We propose a novel distributed beamforming framework for UAVs, called SABRE, wherein airborne transmitters synchronize their operations for data communication with target receivers. SABRE chooses the best-suited subset of transmitters that maximizes user-defined QoS, considering relative distances from receivers, traffic characteristics, cumulative SNR desired at the receiver, and individual SNR estimated for each link. This paper makes three main contributions: (i) It shows how to achieve distributed beamforming in challenging, aerial hovering conditions by accurately synchronizing start-times and eliminating relative clock offsets. (ii) It proposes an algorithm with polynomial complexity that groups transmitters and chooses the receiver, maximizing the number of satisfied receivers in each round. (iii) It experimentally validates the concept of aerial beamforming in a testbed composed of four DJI-M100 UAVs in realistic outdoor environments.
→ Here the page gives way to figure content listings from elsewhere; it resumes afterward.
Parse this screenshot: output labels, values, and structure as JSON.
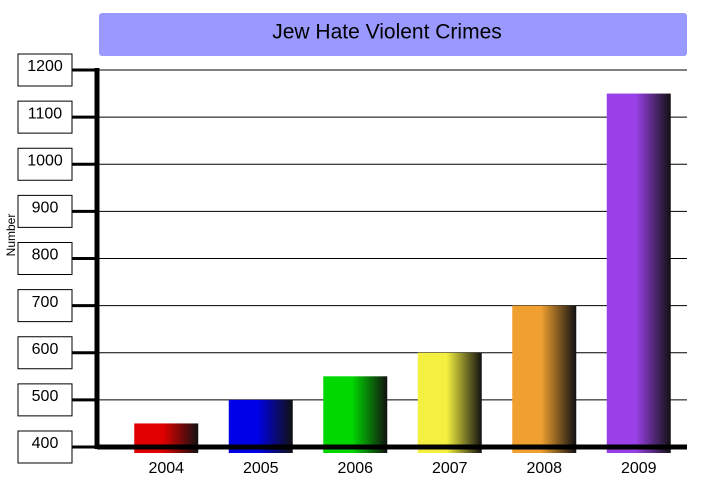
{
  "chart_data": {
    "type": "bar",
    "title": "Jew Hate Violent Crimes",
    "y_label": "Number",
    "categories": [
      "2004",
      "2005",
      "2006",
      "2007",
      "2008",
      "2009"
    ],
    "values": [
      450,
      500,
      550,
      600,
      700,
      1150
    ],
    "colors": [
      "#e00000",
      "#0000e6",
      "#00d800",
      "#f4f040",
      "#f0a030",
      "#9a40e8"
    ],
    "ylim": [
      400,
      1200
    ],
    "yticks": [
      400,
      500,
      600,
      700,
      800,
      900,
      1000,
      1100,
      1200
    ],
    "grid": true
  }
}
We follow this up with at-scale emulation involving beamforming with multiple candidate UAV transmitters in Colosseum, the world’s largest RF emulator. SABRE keeps the overall network frame error rate below 10% with a probability of 0.95 and manifests a 40% improvement in meeting user QoS thresholds over classical resource allocation methods. From a community viewpoint, the beamforming code, UAV interfacing designs, and the Colosseum container will be released publicly, allowing further independent investigations.